Yıllarca aşkını mektuplara yazan Galata Kulesi, uçma hayalini gerçekleştirmek için Galata’ya çıkan Hezarfen Ahmet Çelebi’nin kulağına Kız Kulesi’ ne olan aşkını fısıldıyor ve mektupları ona iletmesini istiyor. Rüzgârı arkasına alarak uçan Hezarfen, mektupları Kız Kulesine ulaştırıyor. Aşkının platonik olmadığını anlayan Kız Kulesi sevinçten havaya uçarak Galata Kulesi ile İstanbul’un en güzel manzarasını oluşturuyor.
Galata’nın tarihi yoluculuğu
İstanbul tarihi boyunca birçok savaşa tanık olurken bin iki yüz dört yılında dördüncü haçlı seferinde bir hayli yara alıyor ve neredeyse tamamen yıkılıyor. Bin üç yüz kırk sekiz yılında Cenevizliler surlara ek olarak Galata Kulesini yığma taşlardan yeniden onarıyor.

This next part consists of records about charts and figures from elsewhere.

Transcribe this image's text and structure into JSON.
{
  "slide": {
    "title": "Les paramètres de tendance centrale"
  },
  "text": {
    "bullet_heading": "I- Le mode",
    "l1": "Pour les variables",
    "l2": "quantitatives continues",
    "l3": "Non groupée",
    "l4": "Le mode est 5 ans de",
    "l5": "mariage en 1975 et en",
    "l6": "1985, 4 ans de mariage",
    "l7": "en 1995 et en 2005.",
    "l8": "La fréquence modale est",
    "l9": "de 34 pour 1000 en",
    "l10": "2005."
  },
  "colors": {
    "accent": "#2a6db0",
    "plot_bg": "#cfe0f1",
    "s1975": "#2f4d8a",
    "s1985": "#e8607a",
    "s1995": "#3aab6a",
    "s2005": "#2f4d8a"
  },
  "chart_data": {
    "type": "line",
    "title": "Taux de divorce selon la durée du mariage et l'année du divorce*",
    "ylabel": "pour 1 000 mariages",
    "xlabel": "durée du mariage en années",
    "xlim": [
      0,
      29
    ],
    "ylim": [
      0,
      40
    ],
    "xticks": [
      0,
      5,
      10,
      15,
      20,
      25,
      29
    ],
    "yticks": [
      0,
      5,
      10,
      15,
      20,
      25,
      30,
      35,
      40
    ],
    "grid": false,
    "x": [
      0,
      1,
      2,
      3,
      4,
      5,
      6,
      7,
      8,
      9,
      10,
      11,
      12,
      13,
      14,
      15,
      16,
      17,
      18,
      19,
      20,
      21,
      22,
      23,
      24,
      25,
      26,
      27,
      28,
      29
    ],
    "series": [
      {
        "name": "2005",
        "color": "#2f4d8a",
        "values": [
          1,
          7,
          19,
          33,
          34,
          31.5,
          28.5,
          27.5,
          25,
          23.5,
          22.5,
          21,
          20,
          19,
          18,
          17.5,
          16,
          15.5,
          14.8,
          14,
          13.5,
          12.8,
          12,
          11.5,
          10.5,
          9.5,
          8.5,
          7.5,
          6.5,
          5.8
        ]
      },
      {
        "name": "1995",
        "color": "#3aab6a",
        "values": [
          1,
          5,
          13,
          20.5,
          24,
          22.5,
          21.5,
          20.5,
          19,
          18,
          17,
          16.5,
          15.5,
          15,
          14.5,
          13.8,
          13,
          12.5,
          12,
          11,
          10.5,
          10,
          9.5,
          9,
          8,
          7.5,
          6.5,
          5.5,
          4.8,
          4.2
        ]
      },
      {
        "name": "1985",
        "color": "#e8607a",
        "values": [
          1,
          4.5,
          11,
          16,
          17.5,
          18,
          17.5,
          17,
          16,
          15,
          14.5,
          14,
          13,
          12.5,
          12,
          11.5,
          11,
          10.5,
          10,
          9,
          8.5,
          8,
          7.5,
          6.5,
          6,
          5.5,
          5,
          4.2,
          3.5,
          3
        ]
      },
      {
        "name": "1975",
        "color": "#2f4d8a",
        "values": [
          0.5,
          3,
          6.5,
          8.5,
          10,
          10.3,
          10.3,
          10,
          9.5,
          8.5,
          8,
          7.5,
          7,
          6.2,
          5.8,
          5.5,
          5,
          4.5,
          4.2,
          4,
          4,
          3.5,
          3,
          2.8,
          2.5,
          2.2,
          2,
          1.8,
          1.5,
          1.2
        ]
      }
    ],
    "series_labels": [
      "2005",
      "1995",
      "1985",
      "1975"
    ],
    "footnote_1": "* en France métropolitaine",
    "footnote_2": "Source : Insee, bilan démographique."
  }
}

Adını İsa kulesi koydukları Galata Kulesi o tarihte İstanbul’un en yüksek binası olarak bin dört yüz kırk beş kırk altı yılları arasında yükseltiliyor. Osmanlı hakimiyetine geçtikten sonra her yüz yılda bir yenilenen fener kulesi olan Galata, bu tarihten sonra Savaş esirlerinin barınağı, rasathane ve birçok farklı şekilde kullanılıyor. Talihsiz birçok olaya tanıklık eden Galata bin dokuz yüz atmış yedide tamamlanan son onarımdan sonra bugünkü görünümüne kavuşuyor ve en son ki restorasyon da iki bin yirmide yapılıyor.